CSTC Library and Archives
To better assist both the organization and community members access their documentary heritage, and provide cohesive information capacity and support, CSTC has developed an archival program to ensure that the numerous oral history and interview recordings, photographs, language materials, and valuable archival evidence of CSTC's activities and contributions to First Nations self-government and sovereignty are made accessible and preserved into perpetuity. In partnership with Member Communities, CSTC continues to build upon the informational capacity of the Dakelh and Sekani peoples through this collection management platform.

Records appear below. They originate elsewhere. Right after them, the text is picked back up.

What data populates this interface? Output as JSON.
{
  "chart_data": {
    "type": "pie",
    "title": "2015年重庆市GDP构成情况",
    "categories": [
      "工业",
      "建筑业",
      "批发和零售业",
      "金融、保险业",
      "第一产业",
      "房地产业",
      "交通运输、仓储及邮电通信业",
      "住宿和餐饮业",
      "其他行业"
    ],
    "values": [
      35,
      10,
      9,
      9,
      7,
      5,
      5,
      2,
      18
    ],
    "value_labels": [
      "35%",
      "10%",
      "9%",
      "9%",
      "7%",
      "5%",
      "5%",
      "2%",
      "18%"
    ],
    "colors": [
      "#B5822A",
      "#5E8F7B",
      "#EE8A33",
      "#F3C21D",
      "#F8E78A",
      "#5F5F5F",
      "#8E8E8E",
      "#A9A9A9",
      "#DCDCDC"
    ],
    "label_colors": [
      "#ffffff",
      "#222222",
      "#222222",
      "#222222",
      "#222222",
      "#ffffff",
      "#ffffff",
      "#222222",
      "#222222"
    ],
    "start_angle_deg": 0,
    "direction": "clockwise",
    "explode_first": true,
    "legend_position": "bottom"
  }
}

Capacity in this realm is increasingly important, as it supports Indigenous management of their own knowledge, information and resources.
Part of the mandate and main purpose of CSTC is to protect and preserve the heritage and identity of the Dakelh and Sekani people of North Central British Columbia, and also to promote a better understanding between First Nations people and the general public.  This is accomplished in their Library and Archives, where textual, audiovisual and digital records and artifacts of historic, evidential, or cultural value are collected, preserved and made available to communities and researchers.

Appropriate Use

This information shared with you is the intellectual property of the Dakelh and Sekani Peoples.

By accessing the Carrier Sekani Tribal Council’s Library & Archives Online Collection you agree to follow the terms of access, use, and reproduction defined by each individual, family, and community for their records, cultural materials, and traditional knowledge. This information is found in the Access Conditions and Restrictions fields for all archival records and collections.

I will not use information from this website for commercial or publication purposes unless permission is obtained from The Carrier Sekani Tribal Council by contacting the Library and Archives Department.